A Chegada Nocturna a El Chalten e a Meteorologia Milagrosa da Manhã
Chegamos de uma viajem demorada, quase toda nocturna cumprida sobre uma estrada sinuosa, de rípio molhado e deslizante a condizer. Encontramos a paragem final deserta, desarranjada, ventosa e poeirenta, como qualquer entreposto fronteiriço perdido no nada.
Ninguém visita El Chaltén pela sua sofisticação ou pela beleza das avenidas e monumentos. A grande atracção é, e sempre foi, a Cordilheira Fitz Roy.
Perfaz uma secção imponente dos Andes não tanto pelas altitudes, que pouco passam da metade do Monte Aconcágua (6962 m), o tecto da América do Sul mas por os movimentos tectónicos e a erosão ali terem esculpido alguns dos cumes realmente excêntricos à face da Terra.

Um sinal indica a distância para a povoação fronteiriça de El Chalten.
“Olhem que ou lá passam muito tempo ou vão precisar de sorte para os ver” avisaram-nos nativos agoirentos de El Calafate. “Essas montanhas só estão descobertas uns 20 ou 30 dias por ano!”
São onze da noite. Sentimo-nos de rastos. Uma ansiedade fotográfica incontornável obriga-nos a espreitar de novo pela janela apertada da pousada e a gelar mais uma vez as caras.
Deixamo-nos levar pela crendice. Malgrado o vento furioso, interpretamos a lua enorme e o firmamento desobstruído como sinais de um amanhecer benemérito.
Quando o dia desperta, alguns dos visitantes rogam pragas por as nuvens e a chuva se terem sumido apenas em cima da sua partida. Nós, esfregamos as mãos, comemorarmos a satisfação efémera. Fechamos as mochilas e fazemo-nos à floresta verde-amarelada de lengas e faias do sul.

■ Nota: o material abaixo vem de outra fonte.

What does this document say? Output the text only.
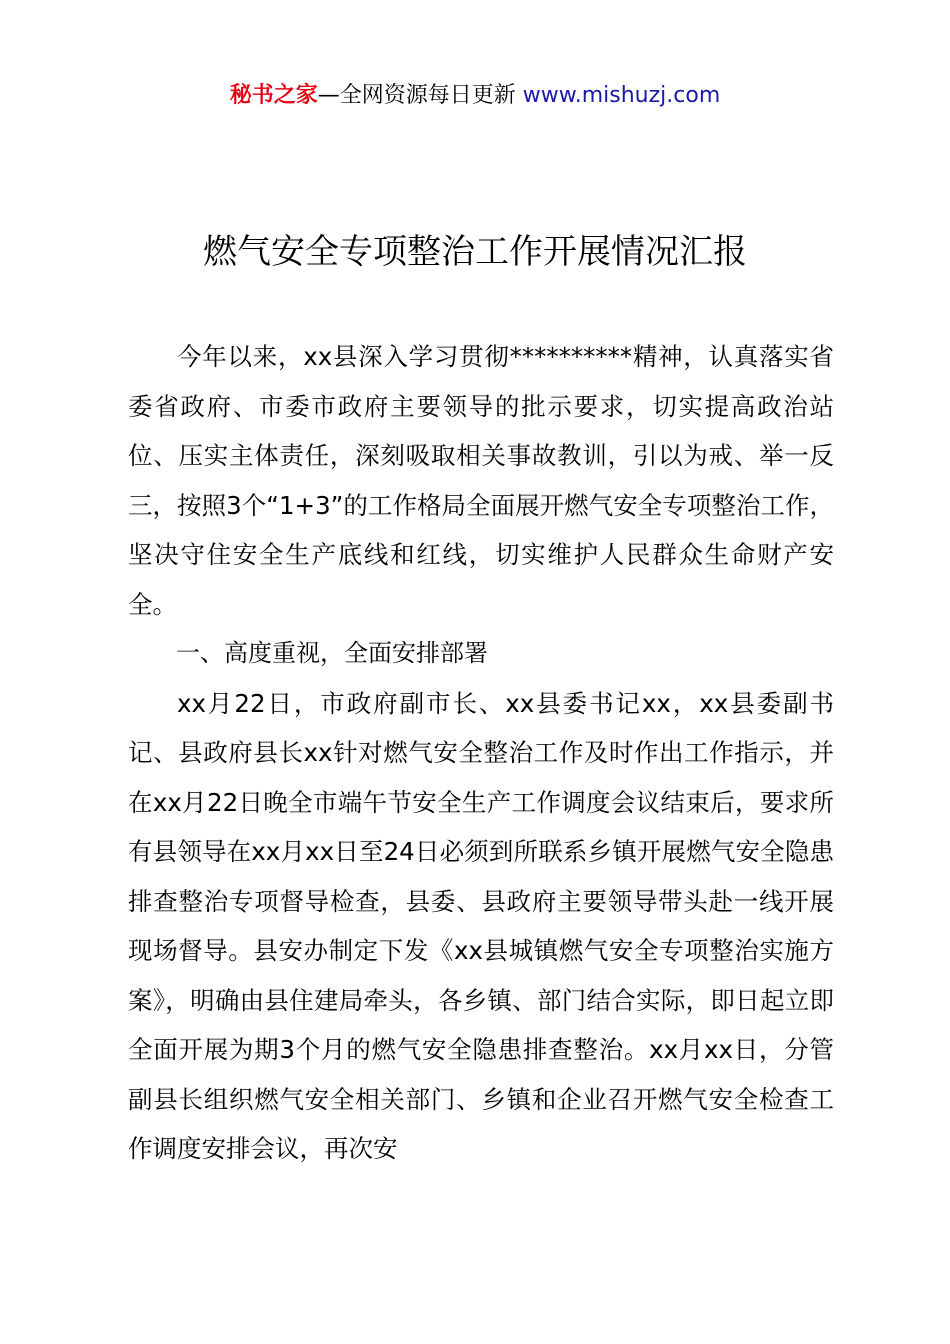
秘书之家—全网资源每日更新 www.mishuzj.com
燃气安全专项整治工作开展情况汇报

今年以来，xx县深入学习贯彻**********精神，认真落实省委省政府、市委市政府主要领导的批示要求，切实提高政治站位、压实主体责任，深刻吸取相关事故教训，引以为戒、举一反三，按照3个“1+3”的工作格局全面展开燃气安全专项整治工作，坚决守住安全生产底线和红线，切实维护人民群众生命财产安全。

一、高度重视，全面安排部署

xx月22日，市政府副市长、xx县委书记xx，xx县委副书记、县政府县长xx针对燃气安全整治工作及时作出工作指示，并在xx月22日晚全市端午节安全生产工作调度会议结束后，要求所有县领导在xx月xx日至24日必须到所联系乡镇开展燃气安全隐患排查整治专项督导检查，县委、县政府主要领导带头赴一线开展现场督导。县安办制定下发《xx县城镇燃气安全专项整治实施方案》，明确由县住建局牵头，各乡镇、部门结合实际，即日起立即全面开展为期3个月的燃气安全隐患排查整治。xx月xx日，分管副县长组织燃气安全相关部门、乡镇和企业召开燃气安全检查工作调度安排会议，再次安
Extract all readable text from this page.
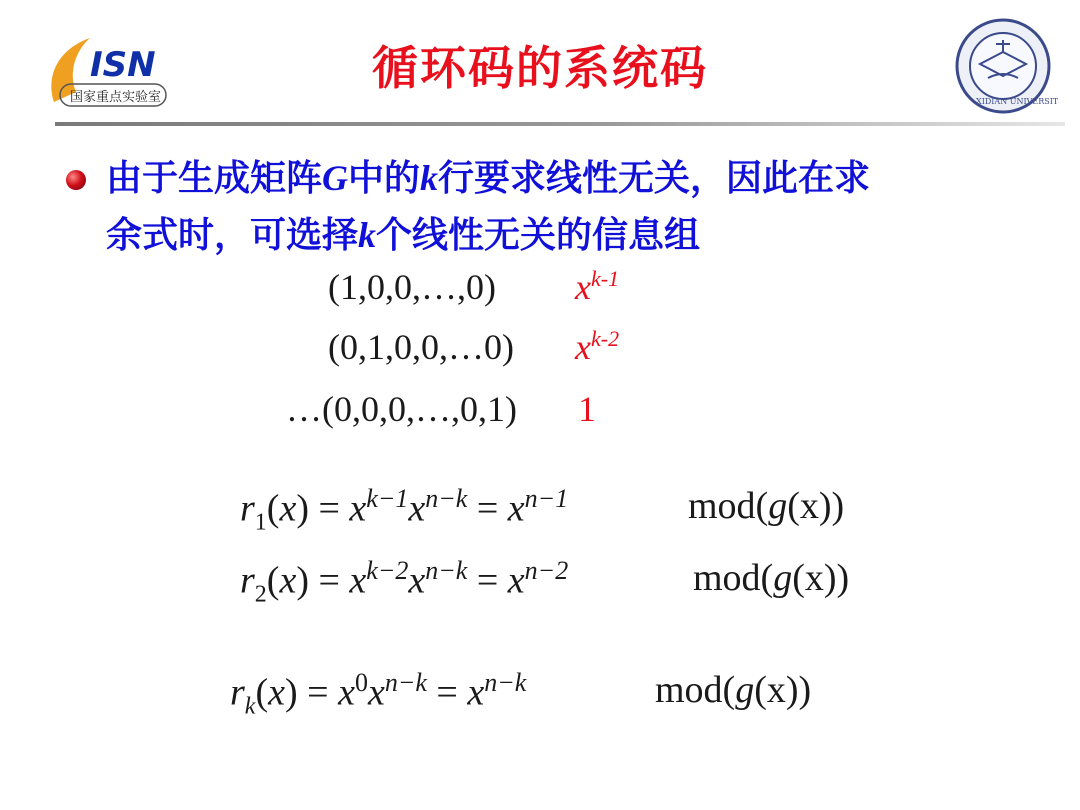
ISN
国家重点实验室
循环码的系统码
XIDIAN UNIVERSITY
由于生成矩阵G中的k行要求线性无关，因此在求
余式时，可选择k个线性无关的信息组
(1,0,0,…,0) $x^{k-1}$
(0,1,0,0,…0) $x^{k-2}$
…(0,0,0,…,0,1) 1
$r_1(x) = x^{k-1}x^{n-k} = x^{n-1}$	mod(g(x))
$r_2(x) = x^{k-2}x^{n-k} = x^{n-2}$	mod(g(x))
$r_k(x) = x^0x^{n-k} = x^{n-k}$	mod(g(x))
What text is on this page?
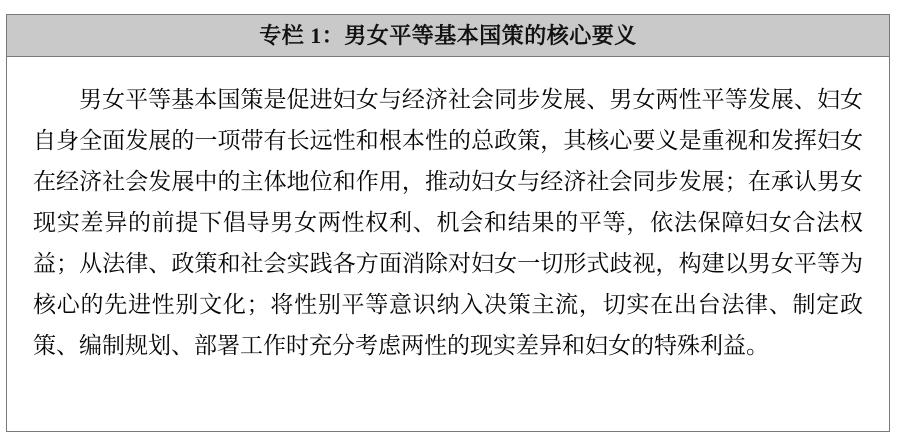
专栏 1：男女平等基本国策的核心要义

男女平等基本国策是促进妇女与经济社会同步发展、男女两性平等发展、妇女自身全面发展的一项带有长远性和根本性的总政策，其核心要义是重视和发挥妇女在经济社会发展中的主体地位和作用，推动妇女与经济社会同步发展；在承认男女现实差异的前提下倡导男女两性权利、机会和结果的平等，依法保障妇女合法权益；从法律、政策和社会实践各方面消除对妇女一切形式歧视，构建以男女平等为核心的先进性别文化；将性别平等意识纳入决策主流，切实在出台法律、制定政策、编制规划、部署工作时充分考虑两性的现实差异和妇女的特殊利益。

Folhagem com cores outonais, embeleza a floresta de coníferas entre El Chaltén e a cordilheira Fitz Roy
Caminhada pelos Trilhos e a Visão Arrebatadora do Monte Fitz Roy
Temos 10 horas de luz natural para caminhar mas chegamos ao pequeno promontório da Loma del Pliegue Tumbado num ápice.
Dali, a visão inesperada dos pináculos graníticos do Monte Fitz Roy contra o céu azulão apanha-nos de surpresa. Dá azo a uma contemplação perplexa e demorada.

Viajantes admiram a imponência de granito do monte Fitz Roy.
Continuamos para a base do colosso e atingimos as imediações do Glaciar Piedras Blancas.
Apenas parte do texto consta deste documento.